New Hampshire’s SAU 21 Hooked A Double-Dipper

by Steve MacDonald

Public School Superintendents double dipping

Meet Robert M. Sullivan.  Mr Sullivan, at the age of 58 ( I believe),  ‘retired’ as the Superintendent of the Middleboro Massachusetts School District, where he was earning 128,000.00 per year.  But like many “retired” public school superintendents, he didn’t stay retired for very long.  He’s currently the Superintendent for the six schools that make up SAU #21 in  New Hampshire. (Hampton Falls, North and South Hampton, Seabrook and Winnacunnet Co-op.)

But he’s retired!

“Retired?” Retired, to a Superintendent means you have a new job lined up before you leave the job you retired from, which the retiring Sullivan did.  But while Mr. Sullivan is working in the Granite State he isn’t moving to New Hampshire permanently.  He and his wife are staying in Massachusetts.  Why?

…the out-of-state job will enable Robert M. Sullivan to collect his full Massachusetts pension, estimated to be in the range of $70,000 to $85,000, while also being paid for his new position.

So Superintendent Sullivan ‘retired’ so he could double-dip, collecting a $70,000.00 to $85,000.00 per year pension from the taxpayers in Massachusetts, while collecting a generous salary in New Hampshire? (I have not identified Sullivan’s SAU 21 compensation, but the national average is around $160,000.00 per year, and the man he is replacing earned $126,000.00 so his new wage is probably…’adequate.’)

Mrs. Sullivan is probably doing rather well.  She is still a teacher and coach in Middleboro, so things are probably comfortable.  Comfortable enough so that when Bob says he would like a “second residence” in New Hampshire to avoid a “difficult daily commute,” that this would not be a huge burden on them.  Just hope no one registers to vote from that address.

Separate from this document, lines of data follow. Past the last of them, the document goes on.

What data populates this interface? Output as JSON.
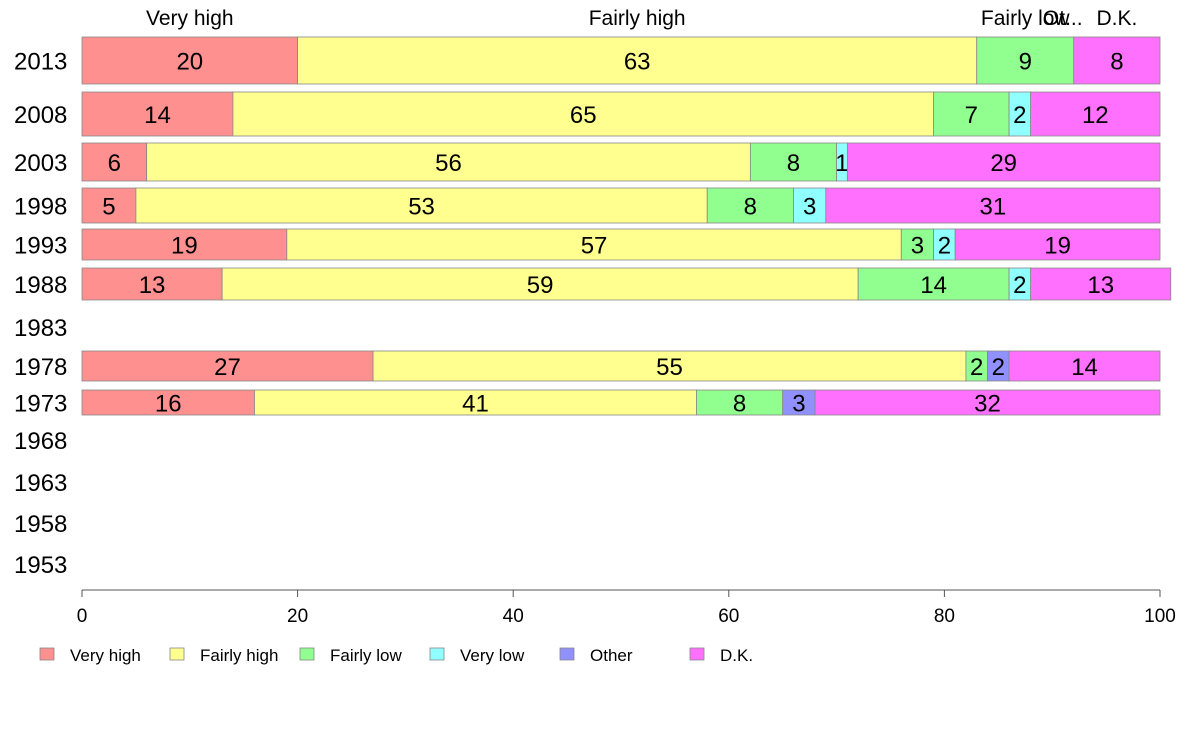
{
  "chart_data": {
    "type": "bar",
    "orientation": "horizontal",
    "stacked": true,
    "categories": [
      "2013",
      "2008",
      "2003",
      "1998",
      "1993",
      "1988",
      "1983",
      "1978",
      "1973",
      "1968",
      "1963",
      "1958",
      "1953"
    ],
    "series": [
      {
        "name": "Very high",
        "color": "#ff9090",
        "values": [
          20,
          14,
          6,
          5,
          19,
          13,
          null,
          27,
          16,
          null,
          null,
          null,
          null
        ]
      },
      {
        "name": "Fairly high",
        "color": "#ffff90",
        "values": [
          63,
          65,
          56,
          53,
          57,
          59,
          null,
          55,
          41,
          null,
          null,
          null,
          null
        ]
      },
      {
        "name": "Fairly low",
        "color": "#90ff90",
        "values": [
          9,
          7,
          8,
          8,
          3,
          14,
          null,
          2,
          8,
          null,
          null,
          null,
          null
        ]
      },
      {
        "name": "Very low",
        "color": "#90ffff",
        "values": [
          0,
          2,
          1,
          3,
          2,
          2,
          null,
          0,
          0,
          null,
          null,
          null,
          null
        ]
      },
      {
        "name": "Other",
        "color": "#9090ff",
        "values": [
          0,
          0,
          0,
          0,
          0,
          0,
          null,
          2,
          3,
          null,
          null,
          null,
          null
        ]
      },
      {
        "name": "D.K.",
        "color": "#ff70ff",
        "values": [
          8,
          12,
          29,
          31,
          19,
          13,
          null,
          14,
          32,
          null,
          null,
          null,
          null
        ]
      }
    ],
    "top_labels": [
      "Very high",
      "Fairly high",
      "Fairly low",
      "Ot...",
      "D.K."
    ],
    "xlim": [
      0,
      100
    ],
    "xticks": [
      0,
      20,
      40,
      60,
      80,
      100
    ],
    "grid": false,
    "legend_position": "bottom"
  }
}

So Double-Dipping is good work if you can get it, yes?   Here is a man who is probably more than qualified to do the job at SAU21.  I don’t doubt that.  And he is certainly young enough to do it for a number of years and probably be very effective.  And yet somehow, while still in the prime of his life, at what could turn out to be his peak earning years,  he could be making close to three times the national average in income per year from one school ditrict while simultaneously taking a pension almost double the national annual income on top of that from another, because he was allowed to ‘retire” from his other taxpayer funded job–and collect his substantial pension–long before he should have been able to.

Don’t you wish you could retire at 58 and start collecting $70-85K a year for the rest of your life–plus some walking around money from a side job that pays  a lot more?  And people wonder why public sector pensions are in distress, running deficits in the billions?  People wonder why taxpayers get a bit grumpy when public sector workers cry about raises, or complain about having to pay for more of their own pensions or benefits.   This is why!

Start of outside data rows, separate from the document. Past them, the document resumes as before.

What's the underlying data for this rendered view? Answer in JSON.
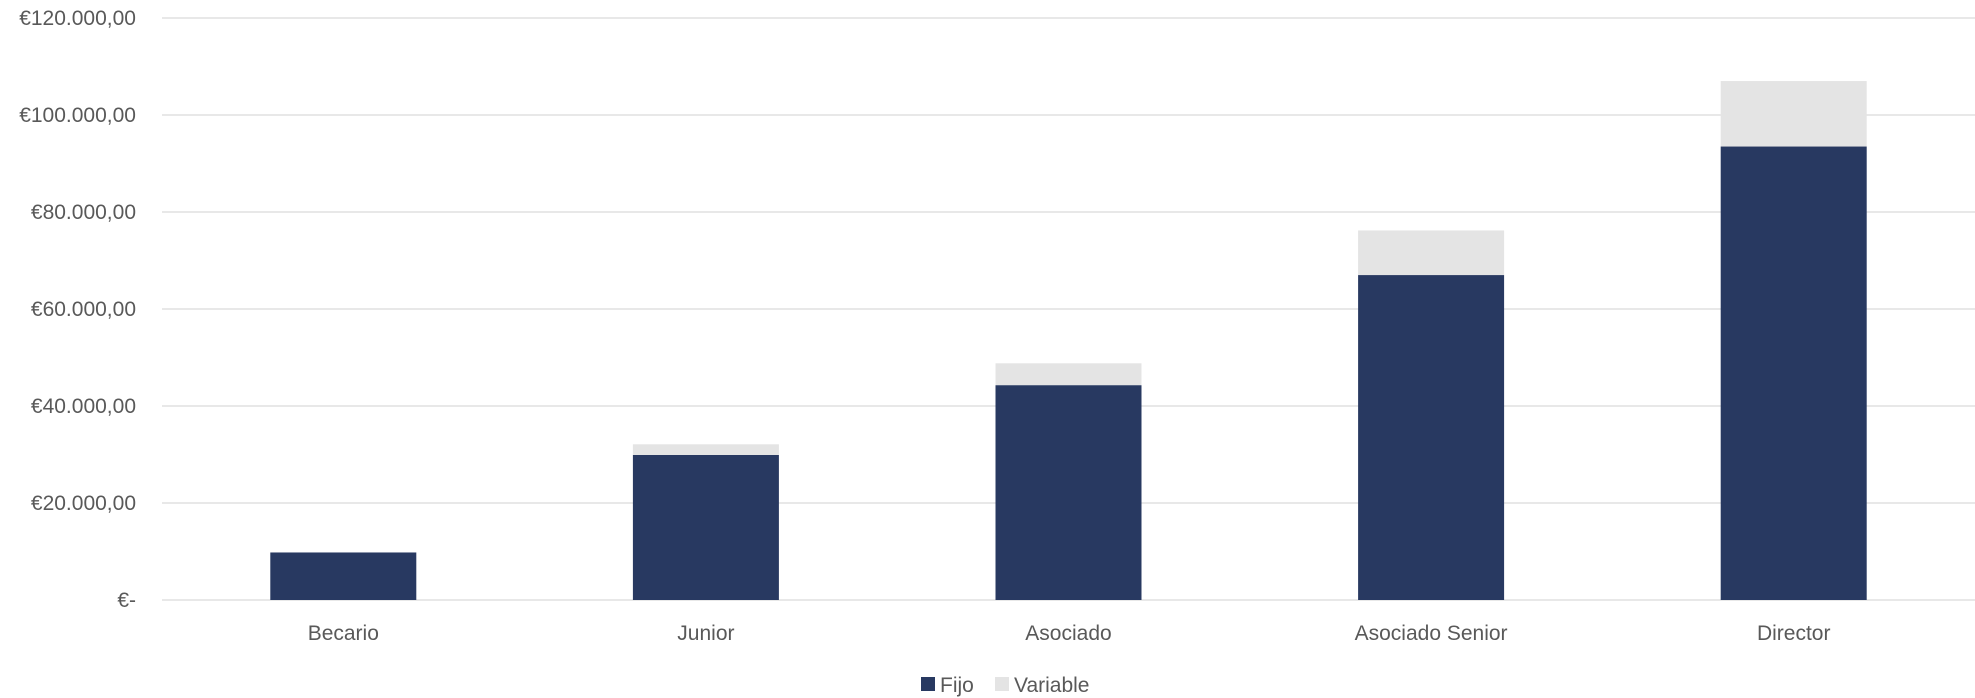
{
  "chart_data": {
    "type": "bar",
    "stacked": true,
    "categories": [
      "Becario",
      "Junior",
      "Asociado",
      "Asociado Senior",
      "Director"
    ],
    "series": [
      {
        "name": "Fijo",
        "values": [
          9800,
          29900,
          44300,
          67000,
          93500
        ],
        "color": "#283961"
      },
      {
        "name": "Variable",
        "values": [
          0,
          2200,
          4500,
          9200,
          13500
        ],
        "color": "#e4e4e4"
      }
    ],
    "yticks": [
      "€-",
      "€20.000,00",
      "€40.000,00",
      "€60.000,00",
      "€80.000,00",
      "€100.000,00",
      "€120.000,00"
    ],
    "ylim": [
      0,
      120000
    ],
    "ystep": 20000,
    "grid": true,
    "grid_color": "#d9d9d9",
    "legend": "bottom",
    "title": "",
    "xlabel": "",
    "ylabel": ""
  }
}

Now I think everyone who is able should be Working to support themselves or their family.  Earning what you are worth is between you, and your employer, and no one else.  But burying taxpayers in billions in pensions and benefits package benefits that will pay out sums that most of those taxpayers will never ever see for themselves in actual wages, is a path that leads to the bursting of the public pension bubble.  Sure, it may not affect most public employees well along in their careers, but someone in the not so distant future is going to get screwed.

What  the up and coming career public employees need to understand is that the unions really don’t care or they’d be writing contracts that deflate the bubble now.   The majority of existing public employees, union or not, don’t seem to care either because if they did, they’d be pitching a lot more into their own benefits and pensions or voting for contracts that deflate that bubble faster to secure some kind of pension for future state workers.   But is  not what we appear to have.  While we are picking at the edges during a down economy, all abut a few are hoping someting happens to make the problem go away.  But the only thing that will do that on this trajectory is when someone says, yeah, I know you put x number of years in, but there’s no money.   That means no pensions, slash and burn layoffs, and all those people whose protection or education demanded higher wages or larger benefit plans–they’re all screwed too.

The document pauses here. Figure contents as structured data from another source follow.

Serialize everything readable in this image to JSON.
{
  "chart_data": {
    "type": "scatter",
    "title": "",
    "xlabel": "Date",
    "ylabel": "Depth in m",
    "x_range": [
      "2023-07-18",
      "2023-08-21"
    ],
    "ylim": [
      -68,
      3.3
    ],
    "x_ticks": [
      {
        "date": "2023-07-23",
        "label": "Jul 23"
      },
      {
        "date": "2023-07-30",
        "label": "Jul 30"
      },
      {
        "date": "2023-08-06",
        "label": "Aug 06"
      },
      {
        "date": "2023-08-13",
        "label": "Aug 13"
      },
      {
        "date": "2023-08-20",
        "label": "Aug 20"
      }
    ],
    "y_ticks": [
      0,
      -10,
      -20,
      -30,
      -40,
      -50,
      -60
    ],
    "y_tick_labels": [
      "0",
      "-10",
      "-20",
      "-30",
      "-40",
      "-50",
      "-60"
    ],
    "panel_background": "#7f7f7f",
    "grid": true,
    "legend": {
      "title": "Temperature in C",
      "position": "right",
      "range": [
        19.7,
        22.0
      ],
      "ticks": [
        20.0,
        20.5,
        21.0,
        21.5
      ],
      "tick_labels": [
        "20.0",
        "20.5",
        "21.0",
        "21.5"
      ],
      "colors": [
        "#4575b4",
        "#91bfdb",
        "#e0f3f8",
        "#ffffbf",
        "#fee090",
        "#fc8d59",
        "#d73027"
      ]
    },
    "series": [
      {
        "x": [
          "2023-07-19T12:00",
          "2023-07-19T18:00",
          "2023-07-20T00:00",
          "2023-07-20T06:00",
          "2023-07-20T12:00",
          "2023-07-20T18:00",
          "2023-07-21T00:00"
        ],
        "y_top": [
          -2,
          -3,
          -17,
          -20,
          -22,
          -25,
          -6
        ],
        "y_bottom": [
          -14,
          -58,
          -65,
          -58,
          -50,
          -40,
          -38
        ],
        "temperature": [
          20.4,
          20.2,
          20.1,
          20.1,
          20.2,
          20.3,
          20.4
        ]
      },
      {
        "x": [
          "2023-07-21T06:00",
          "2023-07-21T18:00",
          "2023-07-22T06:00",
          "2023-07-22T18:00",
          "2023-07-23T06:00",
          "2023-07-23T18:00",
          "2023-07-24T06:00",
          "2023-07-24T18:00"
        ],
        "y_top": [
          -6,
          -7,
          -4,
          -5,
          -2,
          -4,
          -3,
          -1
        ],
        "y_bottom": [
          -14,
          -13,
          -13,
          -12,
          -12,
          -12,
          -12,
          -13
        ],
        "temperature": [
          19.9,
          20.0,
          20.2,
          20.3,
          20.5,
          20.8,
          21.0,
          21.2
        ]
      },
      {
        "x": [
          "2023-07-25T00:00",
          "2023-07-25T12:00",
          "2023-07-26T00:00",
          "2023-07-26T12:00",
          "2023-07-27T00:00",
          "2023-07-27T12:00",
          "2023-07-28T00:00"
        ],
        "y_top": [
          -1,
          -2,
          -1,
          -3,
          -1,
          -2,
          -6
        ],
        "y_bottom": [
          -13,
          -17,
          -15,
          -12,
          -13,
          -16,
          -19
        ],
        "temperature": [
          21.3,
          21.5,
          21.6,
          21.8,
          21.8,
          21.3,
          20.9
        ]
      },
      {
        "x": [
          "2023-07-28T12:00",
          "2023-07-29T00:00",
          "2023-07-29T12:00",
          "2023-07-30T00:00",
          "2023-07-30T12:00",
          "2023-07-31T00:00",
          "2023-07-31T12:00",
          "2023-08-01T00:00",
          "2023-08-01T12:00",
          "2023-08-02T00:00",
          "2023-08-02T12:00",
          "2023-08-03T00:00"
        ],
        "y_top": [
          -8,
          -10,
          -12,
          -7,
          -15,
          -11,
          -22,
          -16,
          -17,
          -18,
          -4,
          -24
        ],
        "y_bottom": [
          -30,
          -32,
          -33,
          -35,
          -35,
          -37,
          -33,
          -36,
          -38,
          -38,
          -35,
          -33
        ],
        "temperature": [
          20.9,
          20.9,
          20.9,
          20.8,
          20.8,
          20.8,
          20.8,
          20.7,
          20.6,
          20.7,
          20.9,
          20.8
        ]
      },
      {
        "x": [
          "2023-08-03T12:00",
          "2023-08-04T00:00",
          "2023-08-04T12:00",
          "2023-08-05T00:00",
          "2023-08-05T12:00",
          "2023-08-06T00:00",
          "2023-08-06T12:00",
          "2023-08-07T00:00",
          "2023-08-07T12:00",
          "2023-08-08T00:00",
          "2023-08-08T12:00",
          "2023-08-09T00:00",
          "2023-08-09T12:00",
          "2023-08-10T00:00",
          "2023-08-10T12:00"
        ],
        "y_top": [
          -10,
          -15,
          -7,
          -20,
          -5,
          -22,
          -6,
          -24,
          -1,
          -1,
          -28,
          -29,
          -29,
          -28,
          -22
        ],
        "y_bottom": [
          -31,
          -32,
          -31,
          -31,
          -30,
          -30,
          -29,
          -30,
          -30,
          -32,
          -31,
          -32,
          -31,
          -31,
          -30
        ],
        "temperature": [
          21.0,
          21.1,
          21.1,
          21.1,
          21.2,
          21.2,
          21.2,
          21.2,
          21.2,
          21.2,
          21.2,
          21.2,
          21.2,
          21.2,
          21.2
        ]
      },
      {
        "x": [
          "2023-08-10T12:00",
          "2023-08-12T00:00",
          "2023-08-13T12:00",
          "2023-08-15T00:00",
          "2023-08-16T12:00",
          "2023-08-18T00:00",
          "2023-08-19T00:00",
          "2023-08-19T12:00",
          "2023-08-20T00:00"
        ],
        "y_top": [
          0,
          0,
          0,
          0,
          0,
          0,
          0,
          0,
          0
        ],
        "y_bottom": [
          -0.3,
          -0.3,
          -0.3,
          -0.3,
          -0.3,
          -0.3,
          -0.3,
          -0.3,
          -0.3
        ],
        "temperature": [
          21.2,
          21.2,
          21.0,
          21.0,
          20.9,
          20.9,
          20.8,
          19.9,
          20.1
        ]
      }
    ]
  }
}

They will suffer because people who went before them took $80,000 dollar per year (or more) pensions while still more than able to earn as much or more than that, sometimes for ten, fifteen or even twenty years.  That is not what the pension was meant for.  And it has to stop.

This is not, by the way, the fault of Bob Sullivan.   I do not begrudge him his pension windfall.   He is just following the “rules.”   But wouldn’t it look a lot better if he could let someone who hadn’t retired on a decent pension get a shot at improving their career instead of improving his own after he retired on a wage most Americans will never see in their lifetimes?  Is there no sense of guilt at screwing taxpayers in Massachusetts out so much in a pension, for so many years, while being able bodied enough to cross the border and earn even more on top of that, doing the exact same job, someplace else?

Mr. Sullivan is not alone.  There are more than a few such superintendents in New Hampshire right now, doing the same thing.  And yes, we are going to talk about them as well.